Who really knows? Ask your favorite children and their answers will range from two to two billion!
Children live around colors. They see in color and they eat in colors, too. Colors that inspire them and colors that surprise them. Colors that frustrate them and colors that surround them. They are everywhere and in every child’s vocabulary. Colorful words often appear in conversations, descriptions, and highly likely in games like “I spy with my little eye.”
In this video, you noticed two children having a blast mixing and making new colors. They have done this quite a few times and every time they revisit their findings, it’s as if they are brand new and have been recently discovered!
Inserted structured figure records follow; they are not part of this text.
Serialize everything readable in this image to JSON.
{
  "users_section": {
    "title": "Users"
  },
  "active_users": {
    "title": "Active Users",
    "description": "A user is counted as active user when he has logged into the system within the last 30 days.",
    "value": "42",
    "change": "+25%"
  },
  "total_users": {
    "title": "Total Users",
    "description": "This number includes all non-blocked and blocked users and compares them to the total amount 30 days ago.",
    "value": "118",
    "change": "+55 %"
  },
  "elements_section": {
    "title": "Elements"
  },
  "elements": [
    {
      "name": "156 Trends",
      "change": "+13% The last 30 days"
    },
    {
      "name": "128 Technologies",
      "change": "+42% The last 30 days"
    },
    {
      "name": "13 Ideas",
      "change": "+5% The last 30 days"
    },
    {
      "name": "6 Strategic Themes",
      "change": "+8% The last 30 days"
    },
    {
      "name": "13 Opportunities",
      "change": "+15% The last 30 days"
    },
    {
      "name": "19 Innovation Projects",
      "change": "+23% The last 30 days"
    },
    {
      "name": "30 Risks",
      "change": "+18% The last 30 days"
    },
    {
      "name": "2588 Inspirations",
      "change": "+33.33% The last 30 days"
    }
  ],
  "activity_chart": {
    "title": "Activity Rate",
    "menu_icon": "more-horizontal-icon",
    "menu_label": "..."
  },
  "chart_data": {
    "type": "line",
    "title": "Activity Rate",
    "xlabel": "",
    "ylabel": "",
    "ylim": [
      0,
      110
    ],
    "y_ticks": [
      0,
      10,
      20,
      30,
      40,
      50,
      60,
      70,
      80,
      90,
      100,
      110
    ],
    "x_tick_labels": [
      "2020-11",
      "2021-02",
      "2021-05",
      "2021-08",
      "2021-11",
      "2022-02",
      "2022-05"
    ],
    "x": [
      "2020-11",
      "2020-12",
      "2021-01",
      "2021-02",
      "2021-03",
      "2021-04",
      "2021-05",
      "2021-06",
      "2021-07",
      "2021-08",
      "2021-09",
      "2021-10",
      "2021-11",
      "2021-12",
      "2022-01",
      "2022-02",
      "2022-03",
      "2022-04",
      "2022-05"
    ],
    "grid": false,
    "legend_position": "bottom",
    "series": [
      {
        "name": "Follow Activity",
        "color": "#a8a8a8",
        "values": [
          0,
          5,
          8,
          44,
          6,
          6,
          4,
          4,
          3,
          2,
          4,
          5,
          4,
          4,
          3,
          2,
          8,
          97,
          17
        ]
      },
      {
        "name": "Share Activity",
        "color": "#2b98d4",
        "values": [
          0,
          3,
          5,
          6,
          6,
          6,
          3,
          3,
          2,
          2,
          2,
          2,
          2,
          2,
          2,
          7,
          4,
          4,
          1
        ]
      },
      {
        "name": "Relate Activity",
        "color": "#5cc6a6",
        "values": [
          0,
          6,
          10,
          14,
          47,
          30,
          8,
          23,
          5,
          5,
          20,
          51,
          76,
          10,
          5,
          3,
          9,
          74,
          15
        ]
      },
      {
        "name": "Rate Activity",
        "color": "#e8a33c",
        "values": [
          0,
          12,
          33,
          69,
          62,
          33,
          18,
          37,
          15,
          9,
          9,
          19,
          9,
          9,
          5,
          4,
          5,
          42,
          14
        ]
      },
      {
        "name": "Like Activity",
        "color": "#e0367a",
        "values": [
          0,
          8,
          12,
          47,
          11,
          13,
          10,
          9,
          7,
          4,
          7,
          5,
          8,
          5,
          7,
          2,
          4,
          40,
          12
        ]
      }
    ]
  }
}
The open-ended explorations with colors enrich children’s abilities to solve problems in a variety of ways. First, they need to negotiate the eye dropper and how much of each color will make whatever kind of shade they want. They are developing fine motor skills that will be used more often when they write, draw, study a very small object, pick up food, play an instrument, etc.
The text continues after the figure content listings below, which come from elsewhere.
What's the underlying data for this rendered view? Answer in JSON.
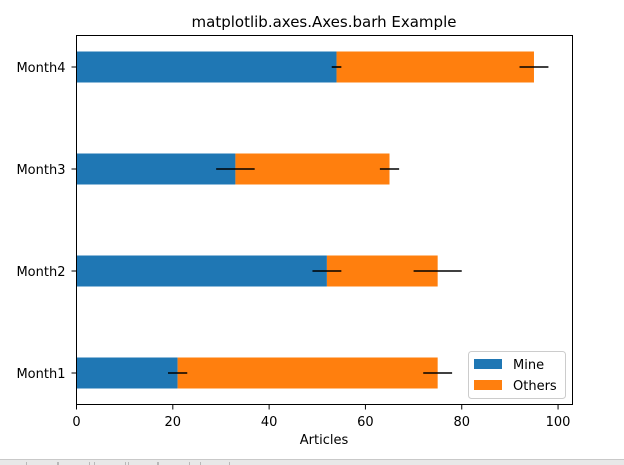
{
  "chart_data": {
    "type": "bar",
    "orientation": "horizontal",
    "stacked": true,
    "title": "matplotlib.axes.Axes.barh Example",
    "xlabel": "Articles",
    "ylabel": "",
    "categories": [
      "Month1",
      "Month2",
      "Month3",
      "Month4"
    ],
    "xlim": [
      0,
      103
    ],
    "xticks": [
      0,
      20,
      40,
      60,
      80,
      100
    ],
    "grid": false,
    "legend_position": "lower-right",
    "series": [
      {
        "name": "Mine",
        "color": "#1f77b4",
        "values": [
          21,
          52,
          33,
          54
        ],
        "errors": [
          2,
          3,
          4,
          1
        ]
      },
      {
        "name": "Others",
        "color": "#ff7f0e",
        "values": [
          54,
          23,
          32,
          41
        ],
        "errors": [
          3,
          5,
          2,
          3
        ]
      }
    ]
  },
  "toolbar": {
    "icons": [
      "home-icon",
      "back-icon",
      "forward-icon",
      "pan-icon",
      "zoom-icon",
      "configure-icon",
      "save-icon"
    ]
  }
}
When they mix colors they come up with shades that any marker company would love to have in their collection! Children start naming new colors when they make them. This is a great opportunity to develop new vocabulary. They chart the places where certain colors can be found and sort them by shades. We sometimes use a color to go on a scavenger hunt outside and find a match for a certain shade in the tray. Such fun detective work!
Children are constantly noticing patterns around them and the more they are exposed to them the better they become at predicting or constructing new learning. They use their observations when they solve problems and use this new information to adapt to new situations. And all this happens through direct experiences like mixing colors. This is a playful way of learning about categories, sorting and grouping based on similarities and differences; such powerful ways of learning for young children (and dare I say adults, too?)!
Set-Up for Episode #9:
- Trays ‘pockets’ (i.e.: food trays from Quiche, crab cakes, or Styrofoam egg crates, etc). The other alternative is to use recycled lab trays, or painter’s palettes
- Eye dropper, or straws
- Food coloring (often found in the baking needs isle at your local grocery store)
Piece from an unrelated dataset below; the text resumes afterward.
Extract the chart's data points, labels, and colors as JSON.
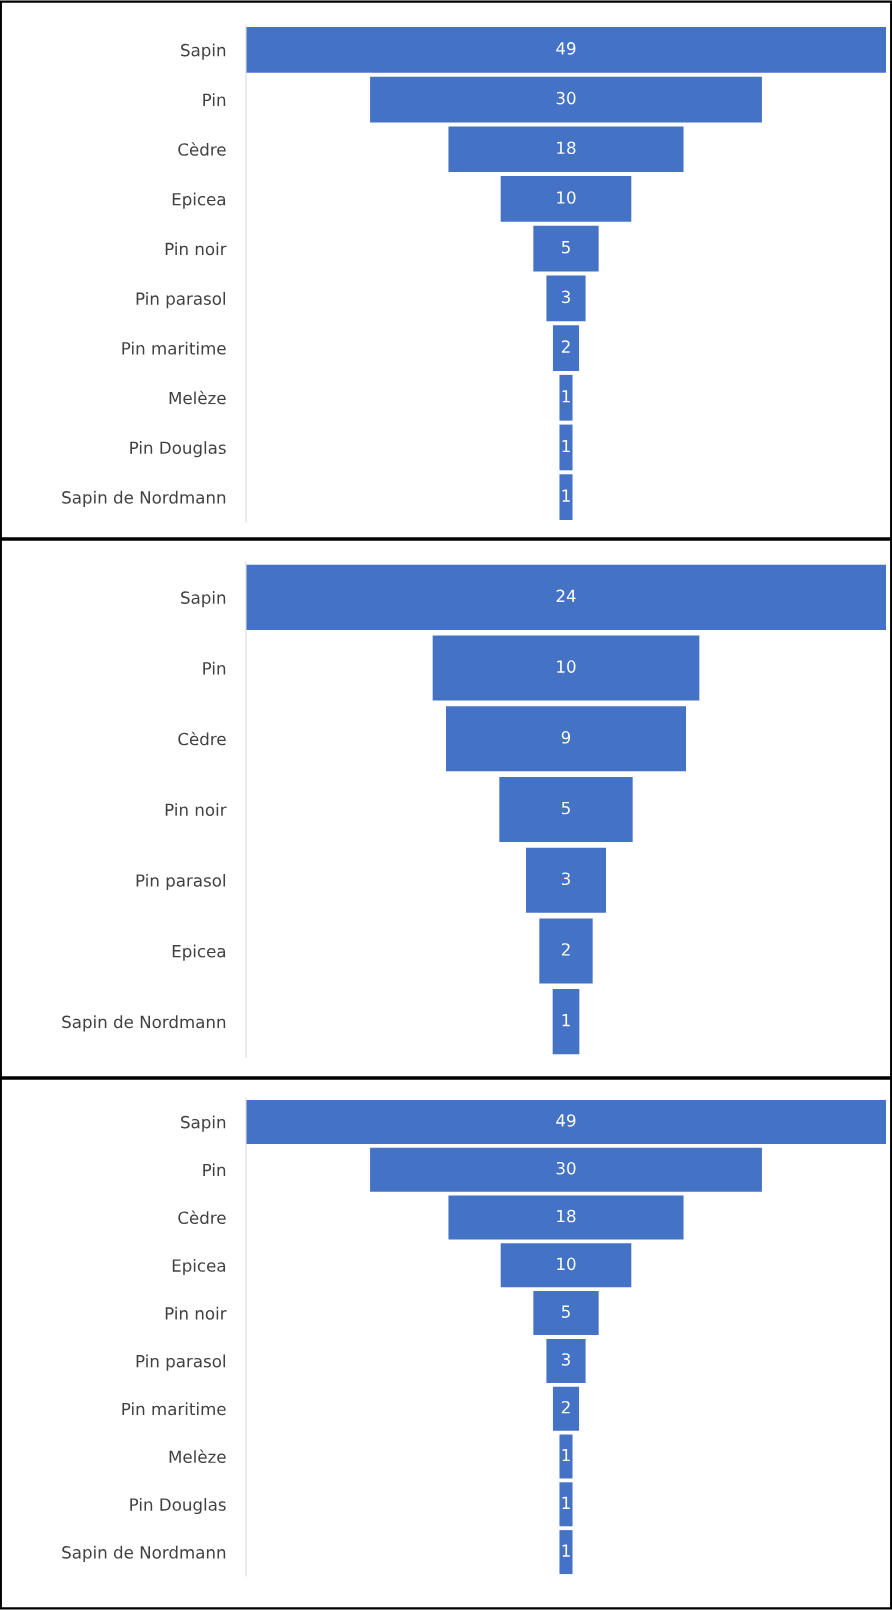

- Sponges for spills, or paper towels
- Bowl for emptying trays
Lab trays can be found at online science stores. The Styrofoam egg crates (especially white) work really well. I found that sometimes, the egg dropper might be challenging for very young children and while the straw is often a good alternative, spoons work just as well.
A good way to keep this set-up handy is to always store all the materials in a clear box, or a bag that is accessible to you. When the materials are all stored in one place, your children can also help setting things up they way like it to be. If you have to think about the set-up twice, and open ten cabinets to find everything, chances are that, by the time you have everything down, your children have changed their minds and are way off into something else. I often keep the colored water mixed in recycled plastic bottles. That way, they are ready to go. It’s always nice to have children ‘prepare’ the bottles before you store them so they feel like they are part of the process from the very beginning. A nice way to go beyond the primary colors is to use liquid watercolors (also found at online art sites). The possibilities are infinite!